KAPITEL 21. The Island of Tiboulen
This excerpt opens Chapter 21: The Island of Tiboulen, following Edmond Dantès immediately after his escape from the Château d’If, as he travels aboard a merchant tartan bound for Leghorn.
Dantès Secures Crew Passage and Provisions
Dantès negotiates with the ship’s captain to join the crew for the voyage, agreeing to accept the same provisions and wages as the other sailors. Jacopo, the sailor who rescued Dantès, provides him with a shirt and trousers, and Dantès receives bread and rum after going 40 hours without food or drink. The captain and crew are surprised by Dantès’ demonstrated intelligence and physical vigor.
Dantès Identifies Château d’If Escape Alarm
While aboard the tartan, Dantès notices a small white cloud atop the Château d’If’s bastion and hears a faint gunshot.

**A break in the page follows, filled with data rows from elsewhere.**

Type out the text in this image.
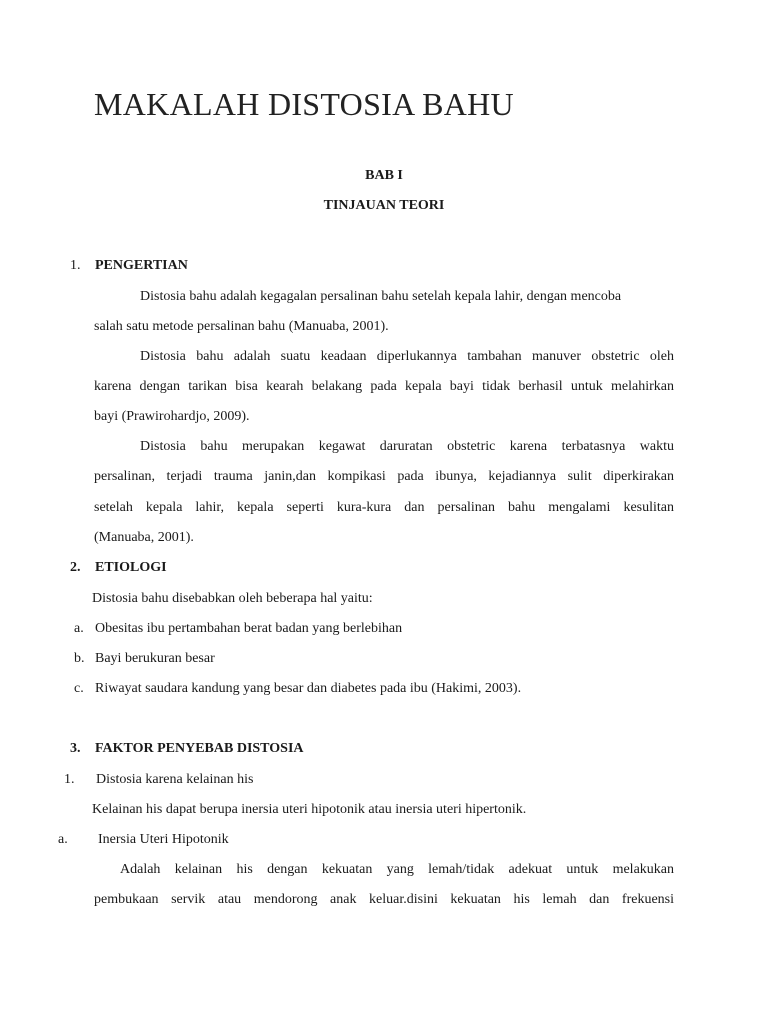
MAKALAH DISTOSIA BAHU
BAB I
TINJAUAN TEORI
1. PENGERTIAN
Distosia bahu adalah kegagalan persalinan bahu setelah kepala lahir, dengan mencoba
salah satu metode persalinan bahu (Manuaba, 2001).
Distosia bahu adalah suatu keadaan diperlukannya tambahan manuver obstetric oleh
karena dengan tarikan bisa kearah belakang pada kepala bayi tidak berhasil untuk melahirkan
bayi (Prawirohardjo, 2009).
Distosia bahu merupakan kegawat daruratan obstetric karena terbatasnya waktu
persalinan, terjadi trauma janin,dan kompikasi pada ibunya, kejadiannya sulit diperkirakan
setelah kepala lahir, kepala seperti kura-kura dan persalinan bahu mengalami kesulitan
(Manuaba, 2001).
2. ETIOLOGI
Distosia bahu disebabkan oleh beberapa hal yaitu:
a. Obesitas ibu pertambahan berat badan yang berlebihan
b. Bayi berukuran besar
c. Riwayat saudara kandung yang besar dan diabetes pada ibu (Hakimi, 2003).
3. FAKTOR PENYEBAB DISTOSIA
1. Distosia karena kelainan his
Kelainan his dapat berupa inersia uteri hipotonik atau inersia uteri hipertonik.
a. Inersia Uteri Hipotonik
Adalah kelainan his dengan kekuatan yang lemah/tidak adekuat untuk melakukan
pembukaan servik atau mendorong anak keluar.disini kekuatan his lemah dan frekuensi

He correctly identifies this as the prison’s escape alarm, fired after a prisoner broke out of the facility. The captain briefly harbors suspicion of Dantès, but Dantès’ calm composure while drinking rum allays any doubts.

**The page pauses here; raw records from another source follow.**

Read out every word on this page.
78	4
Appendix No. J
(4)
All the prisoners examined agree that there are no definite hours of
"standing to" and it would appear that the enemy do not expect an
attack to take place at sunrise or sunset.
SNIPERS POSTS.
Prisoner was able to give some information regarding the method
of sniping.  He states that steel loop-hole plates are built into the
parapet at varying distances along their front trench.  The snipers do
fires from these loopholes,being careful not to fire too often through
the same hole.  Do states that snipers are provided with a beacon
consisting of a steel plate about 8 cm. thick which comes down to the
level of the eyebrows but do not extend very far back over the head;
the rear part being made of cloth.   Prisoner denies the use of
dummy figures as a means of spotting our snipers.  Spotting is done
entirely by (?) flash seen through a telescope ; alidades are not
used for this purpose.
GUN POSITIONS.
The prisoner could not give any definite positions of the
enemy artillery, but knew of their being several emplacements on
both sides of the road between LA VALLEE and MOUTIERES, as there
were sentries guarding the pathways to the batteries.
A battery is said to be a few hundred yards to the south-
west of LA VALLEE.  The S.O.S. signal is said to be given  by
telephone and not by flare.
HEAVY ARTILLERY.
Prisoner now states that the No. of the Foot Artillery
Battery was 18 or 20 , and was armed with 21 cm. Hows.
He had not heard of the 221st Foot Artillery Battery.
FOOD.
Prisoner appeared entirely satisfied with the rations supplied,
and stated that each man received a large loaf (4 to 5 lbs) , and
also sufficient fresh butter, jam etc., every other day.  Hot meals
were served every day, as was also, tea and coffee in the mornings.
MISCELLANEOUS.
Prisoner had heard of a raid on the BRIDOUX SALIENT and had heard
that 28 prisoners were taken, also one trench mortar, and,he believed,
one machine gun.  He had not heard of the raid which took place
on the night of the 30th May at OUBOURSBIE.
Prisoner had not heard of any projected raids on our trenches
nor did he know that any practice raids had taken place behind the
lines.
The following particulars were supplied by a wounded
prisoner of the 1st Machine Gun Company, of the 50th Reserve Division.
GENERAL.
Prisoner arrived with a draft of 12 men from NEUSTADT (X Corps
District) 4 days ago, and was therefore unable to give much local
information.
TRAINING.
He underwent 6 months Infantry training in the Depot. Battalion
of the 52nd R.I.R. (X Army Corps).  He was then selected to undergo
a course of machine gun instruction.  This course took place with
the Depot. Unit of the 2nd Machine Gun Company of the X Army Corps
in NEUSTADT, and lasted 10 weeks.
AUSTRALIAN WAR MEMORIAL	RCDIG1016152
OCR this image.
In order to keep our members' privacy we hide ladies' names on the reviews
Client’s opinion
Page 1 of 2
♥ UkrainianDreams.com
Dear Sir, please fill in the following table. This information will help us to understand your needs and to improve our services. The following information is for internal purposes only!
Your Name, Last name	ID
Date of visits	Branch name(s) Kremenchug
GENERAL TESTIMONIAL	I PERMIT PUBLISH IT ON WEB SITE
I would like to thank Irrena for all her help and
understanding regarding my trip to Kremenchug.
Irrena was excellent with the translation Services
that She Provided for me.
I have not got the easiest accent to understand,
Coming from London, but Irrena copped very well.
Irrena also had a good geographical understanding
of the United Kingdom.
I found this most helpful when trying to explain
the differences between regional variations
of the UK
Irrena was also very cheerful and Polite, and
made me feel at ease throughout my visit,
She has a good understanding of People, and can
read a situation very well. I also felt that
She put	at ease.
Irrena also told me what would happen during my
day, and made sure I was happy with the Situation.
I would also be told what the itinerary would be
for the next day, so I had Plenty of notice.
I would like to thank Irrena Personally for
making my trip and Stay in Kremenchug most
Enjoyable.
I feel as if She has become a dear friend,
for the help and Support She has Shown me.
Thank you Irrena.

Dantès Assumes Helm to Watch Marseilles
Pretending to be fatigued, Dantès requests to take over the helm from the steersman, a request the captain approves. This placement lets Dantès keep his eyes fixed on Marseilles as the ship sails away from the port.
Dantès Confirms 14 Years of Imprisonment, Swears Vengeance
Dantès asks Jacopo for the current date, and learns it is 28 February 1829, exactly 14 years to the day after his arrest (he was 19 when he was imprisoned, and is now 33). He briefly mourns the likelihood that his beloved Mercédès believes him dead, then renews his oath of implacable vengeance against Danglars, Fernand, and Villefort, the three men who orchestrated his unjust imprisonment.

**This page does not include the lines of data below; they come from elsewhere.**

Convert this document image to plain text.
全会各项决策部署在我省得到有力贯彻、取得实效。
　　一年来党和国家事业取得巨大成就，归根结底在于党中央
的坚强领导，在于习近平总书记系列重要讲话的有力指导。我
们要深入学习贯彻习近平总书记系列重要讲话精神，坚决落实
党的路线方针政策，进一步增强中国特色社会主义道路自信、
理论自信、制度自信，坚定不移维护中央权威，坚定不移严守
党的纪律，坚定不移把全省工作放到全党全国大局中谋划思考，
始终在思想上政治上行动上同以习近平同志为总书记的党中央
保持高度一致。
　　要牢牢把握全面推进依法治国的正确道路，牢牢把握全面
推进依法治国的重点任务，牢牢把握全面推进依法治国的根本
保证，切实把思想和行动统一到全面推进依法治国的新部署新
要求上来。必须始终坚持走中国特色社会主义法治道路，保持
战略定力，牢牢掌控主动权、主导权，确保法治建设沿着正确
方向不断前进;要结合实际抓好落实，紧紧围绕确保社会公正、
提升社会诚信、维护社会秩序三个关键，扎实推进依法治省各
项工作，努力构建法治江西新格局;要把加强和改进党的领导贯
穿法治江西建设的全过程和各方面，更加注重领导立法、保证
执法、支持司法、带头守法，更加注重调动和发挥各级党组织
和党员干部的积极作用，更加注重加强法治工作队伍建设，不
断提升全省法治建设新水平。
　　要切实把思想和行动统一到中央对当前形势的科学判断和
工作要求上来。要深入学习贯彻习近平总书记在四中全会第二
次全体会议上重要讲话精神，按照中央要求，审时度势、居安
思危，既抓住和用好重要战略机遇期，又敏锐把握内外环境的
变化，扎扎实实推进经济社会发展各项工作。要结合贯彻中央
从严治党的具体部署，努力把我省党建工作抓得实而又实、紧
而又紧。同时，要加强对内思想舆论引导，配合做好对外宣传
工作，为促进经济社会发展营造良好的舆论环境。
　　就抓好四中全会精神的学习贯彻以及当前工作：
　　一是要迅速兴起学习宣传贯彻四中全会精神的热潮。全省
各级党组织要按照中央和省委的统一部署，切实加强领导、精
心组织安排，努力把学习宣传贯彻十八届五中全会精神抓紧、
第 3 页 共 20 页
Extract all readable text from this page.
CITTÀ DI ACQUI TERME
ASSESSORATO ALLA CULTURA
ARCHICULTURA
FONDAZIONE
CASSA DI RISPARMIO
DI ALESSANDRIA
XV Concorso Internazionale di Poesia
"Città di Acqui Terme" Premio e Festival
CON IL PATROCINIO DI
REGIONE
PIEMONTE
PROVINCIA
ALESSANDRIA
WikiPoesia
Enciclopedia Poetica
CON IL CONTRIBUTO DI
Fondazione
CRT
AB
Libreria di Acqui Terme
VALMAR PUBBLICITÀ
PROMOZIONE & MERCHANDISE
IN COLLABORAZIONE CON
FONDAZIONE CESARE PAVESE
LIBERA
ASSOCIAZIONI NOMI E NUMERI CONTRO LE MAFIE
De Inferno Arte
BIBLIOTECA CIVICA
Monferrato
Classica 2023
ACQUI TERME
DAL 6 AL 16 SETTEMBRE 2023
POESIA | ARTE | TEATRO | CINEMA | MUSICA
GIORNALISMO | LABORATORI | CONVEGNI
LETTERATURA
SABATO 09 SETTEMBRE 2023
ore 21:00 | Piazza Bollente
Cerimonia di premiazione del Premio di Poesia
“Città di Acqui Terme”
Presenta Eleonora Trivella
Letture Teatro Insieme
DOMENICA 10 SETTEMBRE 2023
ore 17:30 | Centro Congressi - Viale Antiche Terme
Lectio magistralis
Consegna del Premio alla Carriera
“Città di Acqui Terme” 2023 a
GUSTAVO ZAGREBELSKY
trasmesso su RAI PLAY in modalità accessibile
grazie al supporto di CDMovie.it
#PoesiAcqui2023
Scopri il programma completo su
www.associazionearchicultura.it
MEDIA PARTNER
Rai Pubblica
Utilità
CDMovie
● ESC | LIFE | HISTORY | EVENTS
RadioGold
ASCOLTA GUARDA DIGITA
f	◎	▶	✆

Ship Speed Renders Dantès’ Vengeance Vow Feasible
The tartan is sailing at full speed before the wind toward Leghorn, moving so quickly that even the fastest sailor in the Mediterranean would be unable to catch it. This speed makes Dantès’ previously vague vow of vengeance feel like an achievable goal.
KAPITEL 22. The Smugglers
On joining the crew of the Genoese tartan La Jeune Amélie, Dantès conceals his true identity while the captain gradually accepts him as a valuable sailor, first mistrusting he might be a customs officer but later reassured by his maritime skills and calm demeanor. At Leghorn, Dantès undergoes a physical transformation when a barber removes his long beard and hair, revealing how fourteen years of imprisonment have altered his appearance from that of a young, smiling man to someone with a hardened, thoughtful face marked by aristocratic beauty and a somber intensity. Over the course of two and a half months of smuggling voyages along the Mediterranean coast, Dantès becomes intimately acquainted with the illicit trade, forming a bond with the loyal crewman Jacopo while learning all the secret signs by which smugglers recognize each other, and repeatedly sailing past the Island of Monte Cristo that he so desperately wishes to explore. During a skirmish with customs officers at the Duchy of Lucca, Dantès is wounded in the shoulder but displays the endurance and sang-froid he has developed through suffering, and when the patron proposes using the deserted Island of Monte Cristo as a neutral ground for a major smuggling venture, Dantès must conceal his elation at what appears to be destiny finally bringing him to his promised treasure.
Boarding La Jeune Amélie
Edmond Dantès boards the Genoese tartan La Jeune Amélie and quickly perceives that he has joined a smuggler’s crew. The captain is remarkably multilingual, conversant in tongues from Arabic to Provençal—a skill that spares him reliance on interpreters and facilitates communication with vessels at sea, coastal boats, and the nameless figures who haunt seaport quays. Edmond recognizes that he is on board a smuggling vessel, though he keeps his own identity concealed.
The Captain’s Distrust
The captain receives Dantès with initial suspicion, knowing him well to the customs officers along the coast. Between the smugglers and these “industrious guardians of rights and duties,” a perpetual battle of wits ensues. The captain suspects Dantès might be an emissary of the customs service, perhaps sent to extract trade secrets through some ingenious ruse. Dantès’s skilled handling of the lugger begins to reassure the captain, but deeper confidence must still be earned.